Not following the HIPAA rules -- either through an inadvertent or deliberate action -- has huge repercussions. These are classified as civil violations or criminal violations, as follows:

Civil Violations:

These penalties range from $100 to $1.5 million, based on the covered entity's knowledge and the number of repeated violations. Here are the upper and lower range penalties:

  • Lowest: an entity that unknowingly violates HIPAA is subject to a penalty of $100 to $50,000 per violation.
  • Highest: an entity guilty of willful neglect, combined with a failure to correct the violation within the requested time period, is subject to a penalty of $50,000 per violation up to an annual maximum of $1.5 million.

Criminal Penalties:

These penalties increase in severity according to the method and intent behind the disclosure of the PII:

  • Individuals such as the employees, directors or officers of the covered entity face a fine of up to $50,000 and one year's imprisonment for knowingly obtaining or disclosing PII;
  • If false pretenses were involved, the fine increases to $100,000 and prison time goes up to a 5-year maximum;
  • If the intent is to sell, transfer or use PII for commercial or personal gain, the fine is as much as $250,000 with a 10-year maximum prison term.

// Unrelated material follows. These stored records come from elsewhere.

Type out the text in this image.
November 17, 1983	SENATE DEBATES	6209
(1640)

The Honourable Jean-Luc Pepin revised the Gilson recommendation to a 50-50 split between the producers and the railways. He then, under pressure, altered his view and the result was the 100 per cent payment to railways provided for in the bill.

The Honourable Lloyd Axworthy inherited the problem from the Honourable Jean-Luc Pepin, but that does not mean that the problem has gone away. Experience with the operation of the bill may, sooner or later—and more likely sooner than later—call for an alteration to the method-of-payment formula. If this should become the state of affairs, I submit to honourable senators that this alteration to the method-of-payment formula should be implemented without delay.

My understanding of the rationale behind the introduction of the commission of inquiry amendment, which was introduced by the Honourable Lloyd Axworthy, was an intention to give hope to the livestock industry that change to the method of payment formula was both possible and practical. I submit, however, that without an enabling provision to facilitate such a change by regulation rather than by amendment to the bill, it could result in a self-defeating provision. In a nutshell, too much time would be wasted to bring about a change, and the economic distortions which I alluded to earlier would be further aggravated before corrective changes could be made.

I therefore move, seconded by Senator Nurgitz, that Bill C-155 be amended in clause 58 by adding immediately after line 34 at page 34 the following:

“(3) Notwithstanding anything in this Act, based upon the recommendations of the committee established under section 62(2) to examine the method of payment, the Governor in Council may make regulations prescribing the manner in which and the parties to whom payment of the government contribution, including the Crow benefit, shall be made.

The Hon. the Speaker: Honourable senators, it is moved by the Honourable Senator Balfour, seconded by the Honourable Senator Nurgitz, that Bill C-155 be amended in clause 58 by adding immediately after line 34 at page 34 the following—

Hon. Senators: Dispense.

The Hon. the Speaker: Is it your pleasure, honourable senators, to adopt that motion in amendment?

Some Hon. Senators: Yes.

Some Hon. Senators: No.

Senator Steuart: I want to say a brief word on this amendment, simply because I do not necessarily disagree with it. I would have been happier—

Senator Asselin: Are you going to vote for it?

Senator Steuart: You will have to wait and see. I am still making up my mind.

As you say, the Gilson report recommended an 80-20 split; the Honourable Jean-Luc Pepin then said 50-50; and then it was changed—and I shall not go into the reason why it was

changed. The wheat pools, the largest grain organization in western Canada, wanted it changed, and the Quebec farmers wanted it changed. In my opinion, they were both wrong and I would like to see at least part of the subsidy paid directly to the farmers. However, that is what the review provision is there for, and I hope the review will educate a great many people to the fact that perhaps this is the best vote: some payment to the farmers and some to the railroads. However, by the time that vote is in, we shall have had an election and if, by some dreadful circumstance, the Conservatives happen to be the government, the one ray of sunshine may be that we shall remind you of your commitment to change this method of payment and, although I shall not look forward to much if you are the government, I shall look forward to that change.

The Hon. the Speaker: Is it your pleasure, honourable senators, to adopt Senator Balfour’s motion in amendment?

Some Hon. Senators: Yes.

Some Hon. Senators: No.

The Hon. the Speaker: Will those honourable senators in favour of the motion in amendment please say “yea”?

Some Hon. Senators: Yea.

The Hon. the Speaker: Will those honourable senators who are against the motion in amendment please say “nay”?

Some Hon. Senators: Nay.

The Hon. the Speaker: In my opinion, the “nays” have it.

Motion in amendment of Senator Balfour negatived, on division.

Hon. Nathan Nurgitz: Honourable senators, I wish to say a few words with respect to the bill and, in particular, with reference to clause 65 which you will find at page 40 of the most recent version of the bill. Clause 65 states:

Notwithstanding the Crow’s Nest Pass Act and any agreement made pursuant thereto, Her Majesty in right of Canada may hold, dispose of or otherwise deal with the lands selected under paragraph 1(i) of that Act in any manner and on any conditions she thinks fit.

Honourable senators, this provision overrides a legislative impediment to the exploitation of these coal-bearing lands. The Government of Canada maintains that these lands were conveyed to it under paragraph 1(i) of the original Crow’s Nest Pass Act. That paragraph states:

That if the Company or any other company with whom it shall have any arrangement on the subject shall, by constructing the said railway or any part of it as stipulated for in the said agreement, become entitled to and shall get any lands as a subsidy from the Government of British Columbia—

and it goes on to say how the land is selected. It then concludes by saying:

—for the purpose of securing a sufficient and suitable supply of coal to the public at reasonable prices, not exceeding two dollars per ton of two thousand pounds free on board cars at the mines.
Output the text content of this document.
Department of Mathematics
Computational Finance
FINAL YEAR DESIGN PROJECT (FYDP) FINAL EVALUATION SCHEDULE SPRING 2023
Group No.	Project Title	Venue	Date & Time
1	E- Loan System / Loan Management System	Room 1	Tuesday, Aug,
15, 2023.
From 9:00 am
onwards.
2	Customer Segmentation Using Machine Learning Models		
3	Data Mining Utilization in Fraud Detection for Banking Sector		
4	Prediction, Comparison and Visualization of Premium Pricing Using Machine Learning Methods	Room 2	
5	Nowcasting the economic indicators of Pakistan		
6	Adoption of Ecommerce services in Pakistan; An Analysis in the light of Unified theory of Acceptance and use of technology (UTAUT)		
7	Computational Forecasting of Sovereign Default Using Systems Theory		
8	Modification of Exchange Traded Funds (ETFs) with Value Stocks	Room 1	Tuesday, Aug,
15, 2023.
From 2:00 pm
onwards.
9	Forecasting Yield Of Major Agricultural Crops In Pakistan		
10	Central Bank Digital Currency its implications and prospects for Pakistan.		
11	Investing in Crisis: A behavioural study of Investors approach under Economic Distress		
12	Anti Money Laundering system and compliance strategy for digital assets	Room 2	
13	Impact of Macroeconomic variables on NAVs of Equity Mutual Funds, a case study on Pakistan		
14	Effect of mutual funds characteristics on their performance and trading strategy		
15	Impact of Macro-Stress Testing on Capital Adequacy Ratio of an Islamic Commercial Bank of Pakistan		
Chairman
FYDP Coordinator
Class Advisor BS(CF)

Clearly, HIPAA is a law with a great deal of muscle. It is something all covered entities who have PII must take seriously.

Robust Security Offers the Best Defense Against HIPAA Violations

For organizations that hold large amounts of data, it can be time-consuming to find and mask PII using a manual process. It can also introduce errors into the data encryption process, leading to an unintended breach or disclosure of health data.

An automated ETL process improves accuracy and efficiency. Organizations can find PII in a data lake, data warehouse, or indeed at any stage of the ETL process and encrypt that information accordingly. The process is scalable to ensure compliance across multiple ETL jobs.

Integrate.io for HIPAA Compliance

When even an unknowing data breach comes with penalties under HIPAA, it is essential to have the most robust security safeguards possible. Integrate.io goes above and beyond to achieve these:

  • Field-level encryption means PII and personal health information are protected at the source before they are added to a data lake, warehouse, or another internal system;
  • Integrate.io is cloud-based. That means not even Integrate.io's team members have access to client data.

Integrate.io's processes comply with HIPAA business associate standards. We become a party to business associate agreements, as per the HIPAA guidelines. This provides further reassurance to our client partners that our platform not only makes their work easier and more efficient, but it also safeguards the important data with which they have been entrusted. This is on top of Integrate.io's superior security protocols, including SSL/TLS encryption, physical security of infrastructure, network and system security.